Fact checking gets weaponized
by Tom Sullivan
Move over oppo researcher. Now that fact checking has been "weaponized" (according to Mark Stencel), you may be out of a job:
Weaponizing fact-checks is just one of many ways politicians use and abuse fact-checking. One positive response is that candidates now vet their own messages, prepare background materials, dedicate staff to answering fact-checkers’ questions—and when called out on a particular comment or line of attack, they often adjust what they say going forward. But politicians also often “stand their ground,” after being told their pants are on fire—particularly when it comes to key strategic messages. Mitt Romney’s repeated attacks on President Obama’s international “apology tour” and the Obama campaign’s relentless focus on Romney’s time at Bain Capital were just two examples from the 2012 election where politicians refused to cower to fact-checkers.

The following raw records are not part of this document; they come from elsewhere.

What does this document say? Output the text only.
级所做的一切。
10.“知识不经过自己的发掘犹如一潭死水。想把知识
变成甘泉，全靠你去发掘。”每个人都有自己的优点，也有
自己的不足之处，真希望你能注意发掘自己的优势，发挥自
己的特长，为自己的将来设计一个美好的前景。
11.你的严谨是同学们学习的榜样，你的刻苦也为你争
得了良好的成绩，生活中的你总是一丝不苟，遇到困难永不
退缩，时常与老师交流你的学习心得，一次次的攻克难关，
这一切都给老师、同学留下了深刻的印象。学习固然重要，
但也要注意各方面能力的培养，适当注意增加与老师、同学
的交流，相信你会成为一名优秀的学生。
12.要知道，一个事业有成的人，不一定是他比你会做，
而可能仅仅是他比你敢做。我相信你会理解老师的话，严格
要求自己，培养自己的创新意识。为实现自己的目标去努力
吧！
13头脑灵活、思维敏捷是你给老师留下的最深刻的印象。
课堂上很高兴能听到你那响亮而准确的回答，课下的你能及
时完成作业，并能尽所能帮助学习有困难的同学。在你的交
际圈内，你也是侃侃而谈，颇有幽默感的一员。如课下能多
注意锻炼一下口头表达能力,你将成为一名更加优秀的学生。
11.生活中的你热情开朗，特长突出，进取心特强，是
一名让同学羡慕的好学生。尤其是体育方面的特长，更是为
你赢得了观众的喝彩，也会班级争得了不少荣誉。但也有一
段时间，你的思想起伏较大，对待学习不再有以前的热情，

“You just decide the fact-checker is wrong,” one Obama adviser I spoke to said.
But most of the time, people in politics do the opposite: They use fact-checks to validate or reinforce their position—and bloody their opponents. That was the case in nearly every reference to fact-checking I found in House and Senate debates and congressional floor speeches from 2013 and 2014. Of 83 statements (57 from Republicans and 26 from Democrats), only three challenged the fact-checkers’ findings. The rest used the fact-checks to label themselves as truth-tellers or their opponents as liars. But, even when using fact checks to attack a political rival, politicians frequently take a swipe at fact checking itself.
If only the facts counted in politics as something more than confirmation bias. I used to call Iraq Whose War Is It Anyway? - Where Everything’s Made Up and the Facts Don’t Matter.

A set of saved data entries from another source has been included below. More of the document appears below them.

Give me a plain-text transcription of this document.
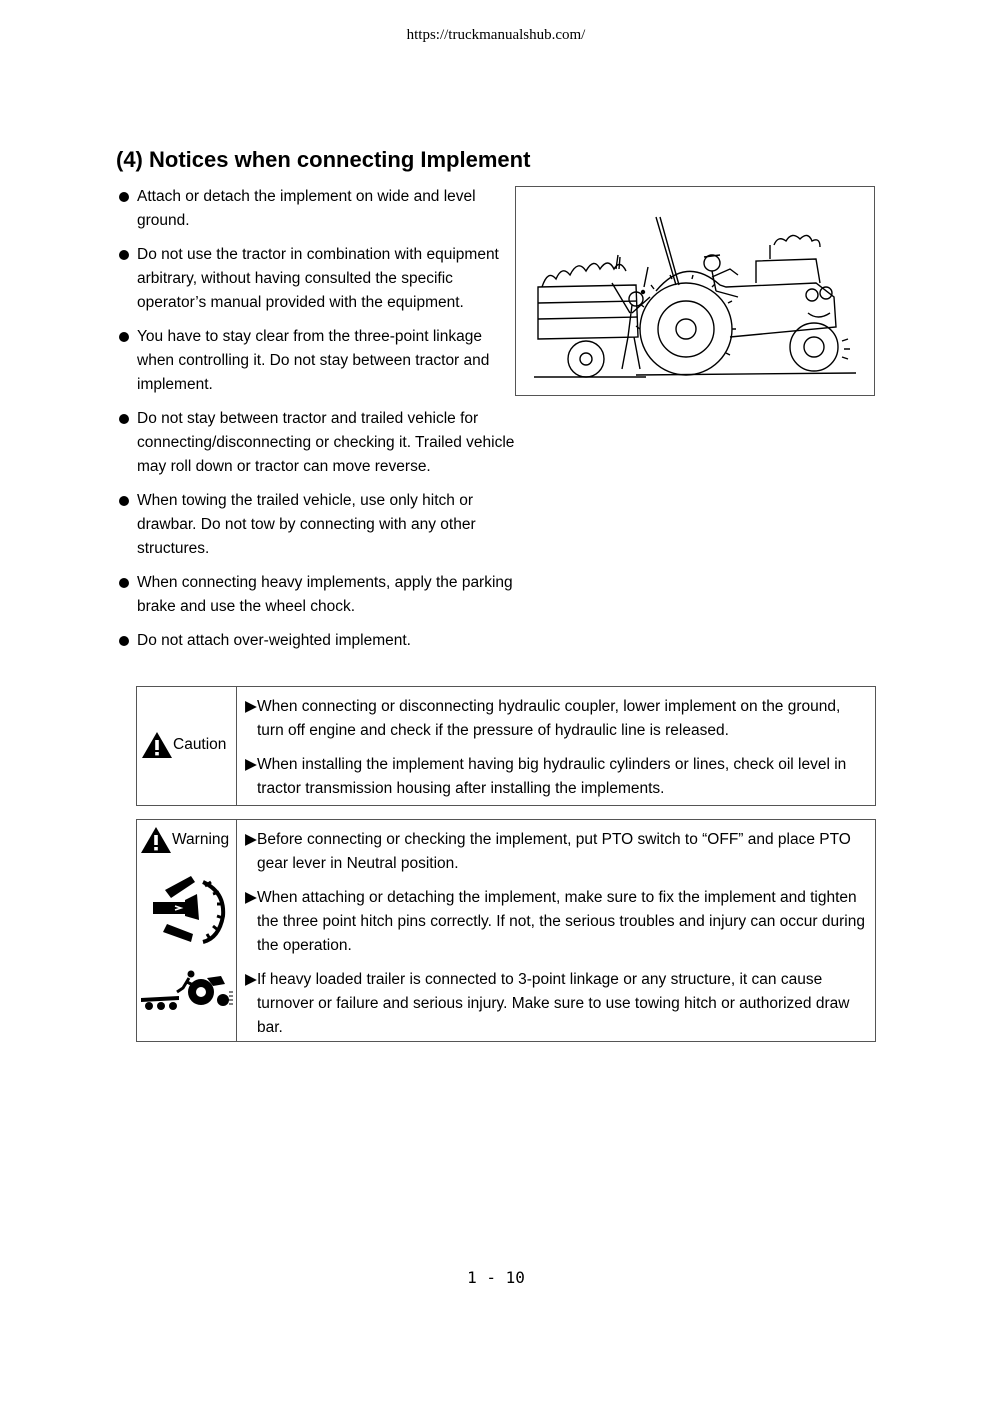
https://truckmanualshub.com/
(4) Notices when connecting Implement
Attach or detach the implement on wide and level ground.
Do not use the tractor in combination with equipment arbitrary, without having consulted the specific operator’s manual provided with the equipment.
You have to stay clear from the three-point linkage when controlling it. Do not stay between tractor and implement.
Do not stay between tractor and trailed vehicle for connecting/disconnecting or checking it. Trailed vehicle may roll down or tractor can move reverse.
When towing the trailed vehicle, use only hitch or drawbar. Do not tow by connecting with any other structures.
When connecting heavy implements, apply the parking brake and use the wheel chock.
Do not attach over-weighted implement.
Caution
▶ When connecting or disconnecting hydraulic coupler, lower implement on the ground, turn off engine and check if the pressure of hydraulic line is released.
▶ When installing the implement having big hydraulic cylinders or lines, check oil level in tractor transmission housing after installing the implements.
Warning ▶ Before connecting or checking the implement, put PTO switch to “OFF” and place PTO gear lever in Neutral position.
▶ When attaching or detaching the implement, make sure to fix the implement and tighten the three point hitch pins correctly. If not, the serious troubles and injury can occur during the operation.
▶ If heavy loaded trailer is connected to 3-point linkage or any structure, it can cause turnover or failure and serious injury. Make sure to use towing hitch or authorized draw bar.
1 - 10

Stencel prepared a report for the American Press Institute on how fact checking has changed politics. But even as they check ads' political claims, who fact-checks closing zingers such as "A lying politician, just like Obama"? For an audience that largely doesn't seem to know the difference between fact and opinion, that's as much of an issue as how many Pinocchios an ad receives.
“When did fact checking and journalism separate?” the Daily Show’s Jon Stewart once asked NBC News' Tom Brokaw. No journalist deploys fact-checking to greater effect than Stewart, a comedian.
Stewart just did marvelous take-down of Fox News' pompous, stuffed shirt, Stuart Varney. Nothing like an arsenal of TiVos for fact checking propagandists:
Never did like that Varney guy. Know what I mean, Vern?